The heart of any decentralized application ecosystem, DApps, is the core technology suite. For Ethereum (ETH), this is the compatibility of Nakamoto, the Ethereum Virtual Machine (EVM), and the Solidity programming language. Together, these technologies have enabled smart contract developers to transform Decentralized Finance (DeFi) from concept to reality.

For DeFi to take the next leap – towards mainstream adoption – scalability is the technology requirement that receives the most attention. But one often overlooked but no less important aspect of top-tier platforms is their approach to smart contract development.

While Solidity and EVM are the key technologies that undoubtedly made Ethereum the pioneer of DeFi, the pioneers also make all the mistakes. Have you ever wondered why there is an endless series of DeFi hacks and exploits today? This is the result of a programming approach that makes token management very difficult. Because when Ethereum was created, DeFi didn’t even exist yet.

But fixing this is not easy. It is not possible to make major changes in Solidity and the EVM, as this will destroy most of the existing DApps. So there is a real opportunity for new platforms to learn from and improve the developer experience because the optimized DA applications these developers create can drive the next wave of DeFi adoption.

Why DeFi Development Is Difficult For Ethereum
Be it decentralized lending and lending tokens, NFT game tokens, artwork or financial derivative tokens, it supports almost all uses of DeFi and cryptocurrency.

The only token that the Ethereum platform naturally understands is ETH. All other tokens, whether it’s ERC-20, 721, 1155 or some other standard, exist only as variables (plain old numbers) in each smart contract.

Tether token – USDT – is a list of the accounts and related balances in the USDT smart contract. The same goes for Shiba Inu (SHIB) and all other Ethereum-based tokens. That’s why you can’t exchange ETH for Uniswap (UNI) and instead, oddly enough, you have to replace Wrap-ETH (wETH), which is an ETH-20 backed and maintained ERC-20 token.

cause problems. You cannot “send” tokens from one person to another because the tokens are not in the user’s wallet. They only live as a balance linked to an account within each contract.
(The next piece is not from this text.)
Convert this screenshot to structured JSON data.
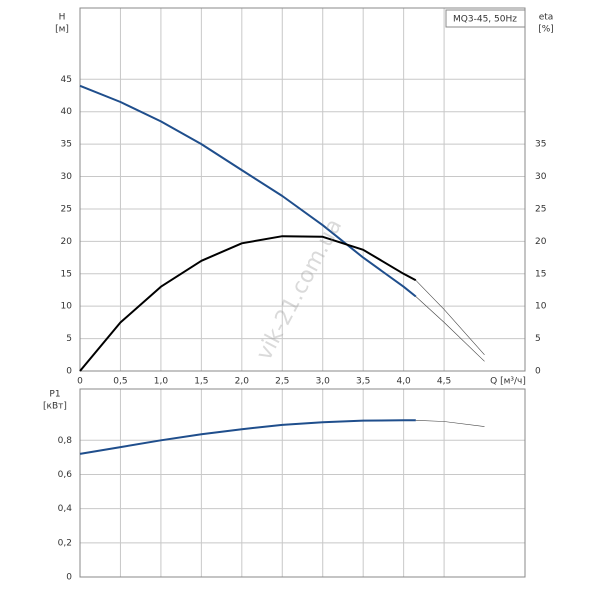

To exchange USDT for SHIB, a message is sent that your USDT contract account is debited and your SHIB contract account is credited. However, the debited USDT from your account must be transferred to another account in the USDT contract, similarly, the SHIB debited in your account must come from another account in the SHIB contract.

With the burden of introducing new token into each smart contract and developers securing their contracts in all possible scenarios, developers spend almost all of their time, up to 90%, on testing and validation. This gives them little or no time to create what they really want: DeFi functionality.

With such a frustrating experience for developers, is there a better way?

Tokens as a basis for DeFi development
DeFi is about tokens. This means that tokens do not have to be secondary in the development process – they should be front and center – completely at the heart of the platform.

This is why the right programming language can accelerate the development of not just one platform, but an entire industry. An example of how to do this is Radix, a Layer 1 protocol that uses “asset-centric” programming and is represented by the Scrypto programming language.

How it works? First, the tokens are no longer specified in the smart contract, as in the list of accounts and balances shown above. Instead, the tokens live on a separate level, according to the rules imposed by the platform. Just as the Bitcoin platform ensures that BTC cannot be used twice, leaked or lost in a transaction, asset-centric programming provides the same logical behavior, but for every token created on the platform.

When you follow these rules, the tokens get the same properties as the pocket coins. You can give it physically to someone else, but the platform ensures that the token cannot be in two places at the same time, nor can it disappear.

Given this physical behavior, DeFi developers can intuitively create DeFi DApps the way they draw them on the board. Words like “take” and “put” in a programming language take the tokens and put them in their place.